今回、スマートフォン利用における各種データとGo/NoGo課題(Goの例として指定の文字P、Q、Tに対しできる限り早く反応する、NoGoの例として指定の文字Xでは反応を抑制するの2つの反応を判断する課題であり、この課題を行うことで認知的コントロール機能を数値化)データを同一利用者から取得し、AIで集中力を推定するモデルを構築した。

同技術は、スマートフォン上の加速度などのセンサデータ、位置情報データ、アプリの利用履歴データなど、スマートフォンの日常的な使い方から得られるデータから、人の行動やスマートフォンの使い方を約250種類の特徴量として数値化。

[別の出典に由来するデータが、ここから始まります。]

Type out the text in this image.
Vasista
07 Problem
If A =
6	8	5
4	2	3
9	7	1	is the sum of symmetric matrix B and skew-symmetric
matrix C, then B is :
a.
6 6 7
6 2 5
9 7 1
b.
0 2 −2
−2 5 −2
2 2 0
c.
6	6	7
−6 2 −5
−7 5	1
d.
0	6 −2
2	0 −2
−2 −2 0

その上で、AIが特徴量から持ち主の集中力を推定し、例えば集中力が低下しているときは傾向として持ち主の身体の動きが多くなったり、普段よりもスマートフォンの画面を見る回数が増加したりしやすく、こういった行動の変化を観察することで集中力を推定することができるという。

同技術により、例えばトラックやバスの運転手の前日までのスマートフォンの使い方から、当日の集中力が低下する可能性が高いことがわかった場合、運転手自身が適切に休憩を取ることで業務パフォーマンスの向上が図れることが可能になるとしている。

また、企業が働き方改革を推進する一環として、就業者が自身の集中力を可視化し理解することで、意識改革や非効率な勤務状況の見直しへの活用が期待できるという。

さらに、適度なストレスは集中力を高める効果があることが知られていることから、昨年に開発したストレス推定技術と組み合わせ、ストレスと集中力の状態から人にかかるストレスが適切なものなのか否かを読み解くことができる技術の開発を目指す。